He attended preparatory schools in Munich and Karlsruhe, and from 1824 to 1826 studied law in Gottingen and Heidelberg.
Struve accepted a post as secretary of the Oldenburg legation at Frankfurt, but soon found himself at odds with the stuffy diplomacy of the Metternich period. For a while he became a judge in Jever and afterwards settled as lawyer in Mannheim.
He published a work on constitutional law, Ueber das positive Rechtsgesetz (1834), and one on current politics, Briefwechsel zwischen einem ehemaligen und einem jetzigen Diplomaten (1845), which earned him a short jail sentence because he accused Metternich of treason. The same thing happened shortly afterward because of another of the many pamphlets which he issued during the forties.
In 1843 he founded the Zeitschrift fur Phrenologie and published Phrenologie in und ausserhalb Deutschland, at the same time lecturing on the subject at Heidelberg and Mannheim. He agitated against capital punishment and advocated that phrenologists be put in charge of prisons.
In 1845 he became editor of a political journal, Das Mannheimer Tageblatt, and when he proved too radical for the owners he founded his own, the Deutscher Zuschauer, and began the agitation for a German republic culminating in the Revolution of 1848. He was instrumental in calling the popular mass meeting at Offenburg in Baden, on March 19, 1848, in which the revolutionary demands were formulated.
He was elected a member of the Vorparlament but left this body when it proved too meek and impatiently organized an armed band of 300 men to cooperate with Friedrich K. F. Hecker for the establishment of a republic. After a clash with government troops he was arrested at Seckingen, and released on condition that he emigrate to Switzerland. After a short time he returned with 200 men to support Franz Sigel, but they were again defeated at Freiburg, and Struve fled to Switzerland where he made preparations for renewed fighting. When the ephemeral republic under Brentano collapsed he fled again to Switzerland, was expelled to England, and finally emigrated to America in 1851.
He settled on Staten Island, but his efforts at journalism and play-writing did not prove successful. A wealthy German brewer by the name of Biegel invited him to live on his estate at Dobbs Ferry on the Hudson for the purpose of writing a history of the world from a democratic point of view; Struve considered this Weltgeschichte (1852 - 60), in nine volumes, his magnum opus.

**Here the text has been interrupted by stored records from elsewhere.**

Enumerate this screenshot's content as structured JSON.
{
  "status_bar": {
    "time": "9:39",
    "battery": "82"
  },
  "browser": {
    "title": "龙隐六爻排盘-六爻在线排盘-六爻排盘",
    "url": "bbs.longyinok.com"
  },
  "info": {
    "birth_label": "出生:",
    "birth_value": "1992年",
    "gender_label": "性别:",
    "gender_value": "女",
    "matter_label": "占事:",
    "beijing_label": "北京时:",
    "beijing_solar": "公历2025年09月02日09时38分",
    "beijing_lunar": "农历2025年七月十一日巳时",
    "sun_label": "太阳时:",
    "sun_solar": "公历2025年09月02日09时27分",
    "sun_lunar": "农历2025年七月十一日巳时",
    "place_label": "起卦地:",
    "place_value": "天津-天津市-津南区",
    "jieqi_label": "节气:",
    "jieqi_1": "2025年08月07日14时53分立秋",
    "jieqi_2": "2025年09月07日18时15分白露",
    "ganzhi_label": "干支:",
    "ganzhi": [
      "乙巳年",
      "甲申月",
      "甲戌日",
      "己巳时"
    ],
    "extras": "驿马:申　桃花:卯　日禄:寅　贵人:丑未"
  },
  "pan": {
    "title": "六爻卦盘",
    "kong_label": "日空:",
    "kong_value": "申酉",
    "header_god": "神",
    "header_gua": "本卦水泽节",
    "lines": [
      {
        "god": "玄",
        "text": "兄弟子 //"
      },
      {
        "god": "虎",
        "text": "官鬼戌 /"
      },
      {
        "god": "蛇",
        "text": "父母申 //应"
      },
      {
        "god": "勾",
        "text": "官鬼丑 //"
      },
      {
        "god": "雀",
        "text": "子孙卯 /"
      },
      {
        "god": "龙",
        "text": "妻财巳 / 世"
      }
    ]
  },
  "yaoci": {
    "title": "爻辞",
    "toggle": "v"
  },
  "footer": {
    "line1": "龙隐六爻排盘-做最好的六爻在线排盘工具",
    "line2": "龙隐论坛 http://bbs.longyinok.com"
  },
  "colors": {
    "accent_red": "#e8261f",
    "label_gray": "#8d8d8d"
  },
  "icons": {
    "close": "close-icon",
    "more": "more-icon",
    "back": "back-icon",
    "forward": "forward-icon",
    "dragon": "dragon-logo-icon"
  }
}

His main thesis was that tyranny and repression are detrimental to economic and cultural progress - America's progress in the nineteenth century he considered due to freedom from restrictions as much as to natural resources.
In 1861, at the age of fifty-six years, he entered the Union army as a private in the 8th German Volunteer Regiment under Louis Blenker, soon advancing to the rank of captain. He was discharged, however, in November 1862, because he protested against the appointment of Prince von Salm-Salm as Blenker's successor against the wishes of the entire regiment.
After death of his wife, he settled in Coburg where he was married to a Frau von Centener. He continued to publish various works, chiefly on America and on the Revolution. An autobiographical work, Diesseits und Jenseits des Oceans, appeared in 1863. Lincoln appointed him consul to the Thuringian states, but that government declined his appointment because his radical writings had involved him in renewed difficulties.
In 1869 he settled in Vienna, where he died.
Struve was an abolitionist, and opposed plans to create a colony of freed slaves in Liberia because he thought it would hinder the abolition of slavery in the United States.
Descriptions of his character and even personal appearance differ from adulation to sarcastic belittlement. As a nineteenth century disciple of Rousseau and Robespierre he combined the noblest humanitarian intentions with opinionated impracticability. There seems to be general agreement that he utterly lacked qualities of leadership, but that he possessed idealism and tenacious courage.
In 1845, Struve married Amalie Düsar on 16 November 1845 and in 1847 he dropped the aristocratic "von" from his surname due to his democratic ideals. In 1863, his wife, Amalie Dosar, to whom he had been married in 1845, died, and he returned to Germany. His first wife had died in Staten Island in 1862. Back in Germany, he married a Frau von Centener.